The plot of Horsehead is less central to the essence of the movie than most other horror movies; ostensibly, it’s about the protagonist, Jessica, and how she battles her relationship with her mother through a series of nightmares.  After the death of her estranged grandmother, Jessica ventures to her mother and stepfather’s home to pay her respects. Jessica’s relationship with her mother is at best strained.  Jessica has apparently long been haunted by nightmares, and studies what the film calls the “physiopsychology of dreams,” the way our dreams and the waking world intersect.  We never really get an explanation for Jessica’s character or the origin of these nightmares, and the basis of the tension between her and her mother is eventually explained, but without catharsis.  But the events of the plot are much less important than the film’s themes and symbolism.  Much like last year’s breakout The Babadook, Horsehead is fundamentally a movie about the relationship between mother and child, and the burdens a parent’s guilt places on an adult child.  The film deals with these themes in extremely violent, sexual ways.  There are some sadistic scenes involving…well, let’s call them improperly conducted abortions.  This is not a comfortable film to watch.  But that’s what makes Horsehead so fascinating.

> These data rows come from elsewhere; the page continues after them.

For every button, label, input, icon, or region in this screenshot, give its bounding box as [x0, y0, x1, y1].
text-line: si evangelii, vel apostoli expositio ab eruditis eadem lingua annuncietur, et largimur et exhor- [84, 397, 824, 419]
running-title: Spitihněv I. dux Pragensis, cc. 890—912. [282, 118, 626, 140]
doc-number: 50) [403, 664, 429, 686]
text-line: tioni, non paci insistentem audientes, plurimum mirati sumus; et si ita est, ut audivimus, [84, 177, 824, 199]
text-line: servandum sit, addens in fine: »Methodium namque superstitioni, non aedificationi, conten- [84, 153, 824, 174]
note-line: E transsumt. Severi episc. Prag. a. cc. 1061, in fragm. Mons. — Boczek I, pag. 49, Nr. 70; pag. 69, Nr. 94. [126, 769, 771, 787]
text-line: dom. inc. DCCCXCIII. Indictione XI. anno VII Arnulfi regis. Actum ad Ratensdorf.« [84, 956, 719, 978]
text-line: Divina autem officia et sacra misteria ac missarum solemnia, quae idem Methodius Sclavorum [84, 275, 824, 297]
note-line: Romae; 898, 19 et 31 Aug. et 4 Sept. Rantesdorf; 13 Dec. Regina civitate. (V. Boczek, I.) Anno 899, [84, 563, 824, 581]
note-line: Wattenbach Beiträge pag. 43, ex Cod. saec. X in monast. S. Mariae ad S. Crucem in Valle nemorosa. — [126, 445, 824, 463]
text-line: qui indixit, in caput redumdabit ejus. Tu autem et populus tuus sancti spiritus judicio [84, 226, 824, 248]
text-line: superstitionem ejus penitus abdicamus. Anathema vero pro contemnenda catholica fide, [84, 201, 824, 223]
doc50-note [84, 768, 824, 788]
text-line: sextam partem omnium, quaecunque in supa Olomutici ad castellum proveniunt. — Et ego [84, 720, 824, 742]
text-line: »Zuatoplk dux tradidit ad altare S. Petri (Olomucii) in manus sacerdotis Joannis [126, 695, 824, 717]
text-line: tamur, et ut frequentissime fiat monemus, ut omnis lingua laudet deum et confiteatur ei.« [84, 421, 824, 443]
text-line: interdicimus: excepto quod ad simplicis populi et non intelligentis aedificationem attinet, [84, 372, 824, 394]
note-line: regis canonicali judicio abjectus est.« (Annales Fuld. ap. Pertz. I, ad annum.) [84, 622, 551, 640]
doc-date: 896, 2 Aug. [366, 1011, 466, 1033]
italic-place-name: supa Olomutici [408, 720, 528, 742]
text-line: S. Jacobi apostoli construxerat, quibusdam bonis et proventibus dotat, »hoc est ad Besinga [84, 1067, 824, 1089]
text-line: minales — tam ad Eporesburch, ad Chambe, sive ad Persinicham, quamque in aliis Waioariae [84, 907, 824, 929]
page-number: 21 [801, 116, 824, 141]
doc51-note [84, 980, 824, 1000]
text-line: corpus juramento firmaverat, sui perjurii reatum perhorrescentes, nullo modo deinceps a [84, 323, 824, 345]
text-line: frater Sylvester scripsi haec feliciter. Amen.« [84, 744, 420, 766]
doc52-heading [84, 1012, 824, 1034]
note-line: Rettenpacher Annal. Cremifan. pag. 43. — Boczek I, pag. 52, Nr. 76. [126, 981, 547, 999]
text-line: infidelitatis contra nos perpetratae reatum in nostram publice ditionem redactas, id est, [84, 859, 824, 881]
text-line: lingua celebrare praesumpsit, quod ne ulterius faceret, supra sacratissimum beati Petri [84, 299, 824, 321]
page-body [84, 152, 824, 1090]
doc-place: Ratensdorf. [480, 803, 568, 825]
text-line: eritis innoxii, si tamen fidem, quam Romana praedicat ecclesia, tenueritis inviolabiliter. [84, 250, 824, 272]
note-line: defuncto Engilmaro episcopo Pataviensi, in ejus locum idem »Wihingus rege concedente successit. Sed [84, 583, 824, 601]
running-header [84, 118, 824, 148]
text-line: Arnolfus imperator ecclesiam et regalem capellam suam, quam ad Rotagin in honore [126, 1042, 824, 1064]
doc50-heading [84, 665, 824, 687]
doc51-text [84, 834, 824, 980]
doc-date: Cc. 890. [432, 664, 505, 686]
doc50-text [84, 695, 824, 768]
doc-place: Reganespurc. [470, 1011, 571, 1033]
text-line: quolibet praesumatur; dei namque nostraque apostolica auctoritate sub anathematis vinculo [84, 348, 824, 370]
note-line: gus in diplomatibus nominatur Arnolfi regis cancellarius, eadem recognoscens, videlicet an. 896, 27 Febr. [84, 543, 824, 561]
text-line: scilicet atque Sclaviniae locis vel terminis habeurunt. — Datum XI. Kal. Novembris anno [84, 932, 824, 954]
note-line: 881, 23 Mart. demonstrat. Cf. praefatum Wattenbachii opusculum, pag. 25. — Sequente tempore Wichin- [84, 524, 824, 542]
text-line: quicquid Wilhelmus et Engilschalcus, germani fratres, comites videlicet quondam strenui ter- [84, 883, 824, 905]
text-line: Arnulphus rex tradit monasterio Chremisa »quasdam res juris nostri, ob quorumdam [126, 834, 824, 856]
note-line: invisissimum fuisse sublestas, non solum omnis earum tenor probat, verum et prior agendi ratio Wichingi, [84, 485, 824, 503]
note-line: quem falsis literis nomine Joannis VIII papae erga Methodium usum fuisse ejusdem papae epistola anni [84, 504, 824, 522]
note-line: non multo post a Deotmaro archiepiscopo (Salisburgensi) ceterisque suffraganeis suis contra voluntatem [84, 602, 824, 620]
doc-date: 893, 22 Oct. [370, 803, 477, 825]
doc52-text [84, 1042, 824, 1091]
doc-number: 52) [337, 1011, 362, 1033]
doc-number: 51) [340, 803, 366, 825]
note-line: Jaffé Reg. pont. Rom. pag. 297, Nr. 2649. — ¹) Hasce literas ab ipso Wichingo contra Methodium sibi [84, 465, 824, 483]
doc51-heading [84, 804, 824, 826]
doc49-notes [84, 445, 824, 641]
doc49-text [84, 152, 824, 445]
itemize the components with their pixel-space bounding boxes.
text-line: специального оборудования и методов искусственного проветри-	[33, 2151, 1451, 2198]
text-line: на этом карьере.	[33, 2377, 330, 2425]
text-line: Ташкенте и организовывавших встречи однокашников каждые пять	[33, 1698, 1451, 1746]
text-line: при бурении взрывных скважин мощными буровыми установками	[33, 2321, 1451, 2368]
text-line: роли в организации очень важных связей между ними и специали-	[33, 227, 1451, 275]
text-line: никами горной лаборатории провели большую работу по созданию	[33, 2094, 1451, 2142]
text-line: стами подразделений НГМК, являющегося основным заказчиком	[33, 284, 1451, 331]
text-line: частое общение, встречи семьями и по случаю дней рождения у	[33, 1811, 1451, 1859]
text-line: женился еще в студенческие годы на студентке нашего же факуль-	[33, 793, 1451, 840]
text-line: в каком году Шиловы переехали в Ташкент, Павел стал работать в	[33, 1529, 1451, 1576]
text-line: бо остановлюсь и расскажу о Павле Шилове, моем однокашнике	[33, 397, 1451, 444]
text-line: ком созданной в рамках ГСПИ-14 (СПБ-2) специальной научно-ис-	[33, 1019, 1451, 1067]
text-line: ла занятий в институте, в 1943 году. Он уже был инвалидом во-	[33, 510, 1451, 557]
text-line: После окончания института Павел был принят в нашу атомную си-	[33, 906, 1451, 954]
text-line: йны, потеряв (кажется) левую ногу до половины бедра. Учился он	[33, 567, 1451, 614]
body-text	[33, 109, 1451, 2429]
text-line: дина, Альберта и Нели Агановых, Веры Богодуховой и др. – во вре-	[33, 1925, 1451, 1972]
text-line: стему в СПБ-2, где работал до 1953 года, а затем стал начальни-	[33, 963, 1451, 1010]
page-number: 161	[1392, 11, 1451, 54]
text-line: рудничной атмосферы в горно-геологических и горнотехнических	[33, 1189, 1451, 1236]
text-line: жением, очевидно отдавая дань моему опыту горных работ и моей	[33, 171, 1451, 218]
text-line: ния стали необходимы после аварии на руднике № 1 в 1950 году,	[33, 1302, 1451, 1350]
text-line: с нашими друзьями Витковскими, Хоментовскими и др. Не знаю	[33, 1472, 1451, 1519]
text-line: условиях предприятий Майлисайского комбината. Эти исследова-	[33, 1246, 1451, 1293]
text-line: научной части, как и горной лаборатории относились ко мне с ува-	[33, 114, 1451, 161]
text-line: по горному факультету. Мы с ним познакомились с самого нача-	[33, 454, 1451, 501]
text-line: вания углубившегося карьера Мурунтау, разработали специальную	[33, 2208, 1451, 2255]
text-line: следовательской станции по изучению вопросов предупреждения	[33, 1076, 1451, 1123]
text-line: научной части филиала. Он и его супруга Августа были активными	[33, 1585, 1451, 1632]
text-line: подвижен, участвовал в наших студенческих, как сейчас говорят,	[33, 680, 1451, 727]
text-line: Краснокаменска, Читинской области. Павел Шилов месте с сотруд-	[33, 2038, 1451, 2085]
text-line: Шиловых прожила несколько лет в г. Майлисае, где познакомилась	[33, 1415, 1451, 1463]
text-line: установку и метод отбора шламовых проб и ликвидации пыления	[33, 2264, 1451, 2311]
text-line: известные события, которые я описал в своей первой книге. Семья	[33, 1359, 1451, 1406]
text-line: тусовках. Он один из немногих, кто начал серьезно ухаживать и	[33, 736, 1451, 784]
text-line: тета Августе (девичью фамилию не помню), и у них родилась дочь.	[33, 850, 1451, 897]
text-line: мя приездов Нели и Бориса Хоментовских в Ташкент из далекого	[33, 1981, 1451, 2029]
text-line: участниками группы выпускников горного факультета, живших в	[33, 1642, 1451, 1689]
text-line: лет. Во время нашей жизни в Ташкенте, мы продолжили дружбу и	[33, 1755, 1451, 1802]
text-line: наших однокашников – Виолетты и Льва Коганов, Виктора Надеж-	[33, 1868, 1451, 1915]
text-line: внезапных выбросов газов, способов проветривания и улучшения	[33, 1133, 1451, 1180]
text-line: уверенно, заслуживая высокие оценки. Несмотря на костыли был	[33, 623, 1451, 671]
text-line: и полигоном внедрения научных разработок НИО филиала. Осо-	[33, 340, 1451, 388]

Horsehead kicks horror conventions to the curb, and this rejection of trope is apparent from the first scene.  Horror movie tradition dictates that filmmakers show the characters in a state of normalcy before they unleash terror on them.  You give the audience a baseline to understand the horror visited upon them; you hide the monster until the big reveal when all hell breaks loose.  The closest Horsehead comes to normalcy is Jessica’s train ride to her parents’ place during the title sequence, but that comes after the head trip of an opener.  The film establishes the red color motif immediately, showing Jessica draped in red curtains.  The movie reveals the titular monster in full view, after a haunting series of quick cuts and piercing high tones as Jessica writhes in her sleep.  The intro is a perfect microcosm of the movie and sets the nightmare tone: just like a dream, you’re dropped in without knowing how you got there, and all you see is horrific imagery spewed forth from your unconscious.

Basset, directing his first full-length feature, displays a remarkable command of filmic techniques.  Every aspect of the film contributes to its nightmarish quality.  Horsehead is an incredible experiment in the use of color: Jessica’s nightmares are dominated by deep reds, which are sometimes contrasted with blue-filtered scenes to great effect.  The  lighting in this movie is impeccable.  Even in Jessica’s waking scenes, when she’s interacting with her parents in what amounts for normalcy in Horsehead, are alternately bathed in a soothing soft yellow or a dim, tense low lighting.  A particularly effective example of this is found early in the film, when Jessica, her stepfather and mother are sitting at the dinner table at Jessica and her mother tersely exchange words.  The camera crops the shot close, imparting a feeling of claustrophobia; the lighting is uncomfortably dim, just enough to mirror the tension between Jessica and her mother in their reflections in the window.  Basset uses color to create Jessica’s nightmare world: the deep reds and cold blues starkly contrast with the diffused golden glow of her waking life.  This use of photography gives Horsehead an immediate and striking visual identity.  Director of photography Vincent Viellard-Baron should be commended for his composition and use of color on display here.

As effective as Horsehead is at emulating a nightmare–I think it’s one of the most effective uses of psychological horror since Adrian Lyne’s Jacob’s Ladder–it’s definitely not a traditional movie.  Don’t watch it if you’re looking for a “good time,” and definitely don’t watch it with anyone who isn’t ready to get strapped into a 90-minute hallucination.  Also, while dropping the audience into the story essentially in medias res contributes wonderfully to the atmosphere of the film, it makes the film thematically opaque–it will take several views to piece together the sexual and familial imagery and symbolism used in the film.  If you’re prepared to take on Horsehead, however, you’ll be greatly rewarded.  I’m looking forward to what this crew can do next.